On second thought…he better leave the tree chopping to me. Hanging out with lumberjacks all through college (Yes- I was a lumberjack) I could distinguish between a good beard and a bad beard. And thankfully most of those guys had amazing pieces of facial pelt, which led me to believe that once a man puts an axe in his hand the beards begins to sprout. Like a Chia pet. It just happens over night.
Since Ben is in nursing school, he has to stay professional and clean cut so the pelt on his face isn’t going to get out of control and he can’t do anything funky with it like Todd Hoffman and his chin banner. Do any of you watch Gold Diggers, too? Or am I a one woman Alaskan Reality TV Freakshow? For those of you that know who Todd Hoffman is let me ask – What is that thing? Seriously, cut it off! Gold miners grown beards, not face banners. ew.
But I digress – It’s deep into the depths of fall and Ben has started to grown the face sweater – I’m beyond thrilled and it looks remarkably good on him. Other girls seem to think so too, since I’ve noticed he’s been getting a lot of stares lately from less-than-his-aged girls who apparentl also know a good beard when they see it. Ohhhh you should see the side eyes being thrown back at them. Go back and listen to your Justice Beaver girls and leave the beard admiring to me. I’ve got it firmly covered.
And what else do I have covered? Your new Thanksgiving Cornbread Stuffing recipe! This is full of fall like things – fresh crumbled corn bread, spicy pork sausage, cranberries and even a few smoked oysters for some added moisture, and smokey flavor. If you’ve never added oysters to your stuffing, this is the year to do it! You won’t even be able to tell they are in there – they just give it a really flavorful boost! Promise!

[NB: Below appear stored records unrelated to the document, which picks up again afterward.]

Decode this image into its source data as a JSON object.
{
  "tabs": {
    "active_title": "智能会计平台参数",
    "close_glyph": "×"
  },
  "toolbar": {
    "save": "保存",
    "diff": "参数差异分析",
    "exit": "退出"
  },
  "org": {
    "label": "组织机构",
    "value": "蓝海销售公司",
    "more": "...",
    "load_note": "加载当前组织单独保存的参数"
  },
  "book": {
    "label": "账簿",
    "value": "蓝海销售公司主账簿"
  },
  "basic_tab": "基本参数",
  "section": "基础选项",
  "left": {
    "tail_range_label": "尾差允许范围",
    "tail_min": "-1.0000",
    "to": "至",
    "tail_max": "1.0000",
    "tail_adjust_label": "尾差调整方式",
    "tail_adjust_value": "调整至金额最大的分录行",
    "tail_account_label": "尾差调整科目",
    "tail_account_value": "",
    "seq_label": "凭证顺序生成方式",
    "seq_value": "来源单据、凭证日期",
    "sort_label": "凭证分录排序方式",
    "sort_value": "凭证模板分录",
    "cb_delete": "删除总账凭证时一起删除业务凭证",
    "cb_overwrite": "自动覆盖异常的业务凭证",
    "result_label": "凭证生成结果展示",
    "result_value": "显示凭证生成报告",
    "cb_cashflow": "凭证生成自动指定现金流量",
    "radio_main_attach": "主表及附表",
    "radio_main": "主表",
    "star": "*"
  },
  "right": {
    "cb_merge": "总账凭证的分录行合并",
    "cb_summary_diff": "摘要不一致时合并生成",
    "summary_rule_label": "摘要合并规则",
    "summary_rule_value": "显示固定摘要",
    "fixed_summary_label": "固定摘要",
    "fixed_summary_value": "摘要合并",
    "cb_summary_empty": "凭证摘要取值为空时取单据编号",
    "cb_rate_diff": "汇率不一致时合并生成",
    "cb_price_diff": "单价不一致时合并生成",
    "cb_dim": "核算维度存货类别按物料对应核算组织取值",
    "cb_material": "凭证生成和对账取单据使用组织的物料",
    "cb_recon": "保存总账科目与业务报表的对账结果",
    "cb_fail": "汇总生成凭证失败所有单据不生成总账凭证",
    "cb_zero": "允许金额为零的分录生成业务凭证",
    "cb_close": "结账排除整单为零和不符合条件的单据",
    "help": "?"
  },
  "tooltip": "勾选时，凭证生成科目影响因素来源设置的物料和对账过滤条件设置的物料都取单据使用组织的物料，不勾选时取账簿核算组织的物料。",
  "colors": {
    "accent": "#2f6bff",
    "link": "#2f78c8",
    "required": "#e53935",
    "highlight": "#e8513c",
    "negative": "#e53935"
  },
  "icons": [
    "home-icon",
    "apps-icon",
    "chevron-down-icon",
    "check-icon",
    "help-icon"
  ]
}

Cranberry Cornbread Stuffing with Smoked Oysters and Sausage
Yield: 1 quart
Prep Time: 30 Minutes
Cook Time: 20 Minutes
Total Time: 50 MInutes
1 pound Pork Sausage (like Johnsonville Sausage)
1 medium Onion, finely chopped
1 stalk Celery, finely chopped
3 cloves Garlic, minced
1/2 tsp Dried Sage
2 cups Cornbread, cubed
1/2 cup Dried Cranberries
1 can Smoked Oysters, drained and finely chopped
½ cup Chicken Stock
2 Tbsp White Wine
Salt and Pepper to taste
1 Tbsp Butter
Preheat oven to 350 degrees.
Heat a large skillet over medium heat, and cook pork sausage until it begins to brown. Add in onion, celery, garlic, and sauge and continue to cook. Stir occasionally until the vegetables have softened and browned. Add in cubed cornbread, cranberries and smoked oysters - fold in. Gently fold in chicken stock and white wine. Stir gently to combine completely. Add in salt and pepper to taste if desired.
Use the butter to grease a casserole dish. Spread stuffing into an even layer into the dish. Bake until its heated through and brown on top - about 20 minutes.
Serve immediately or if using to stuff into a bird - place into the freezer for one hour so it cools down.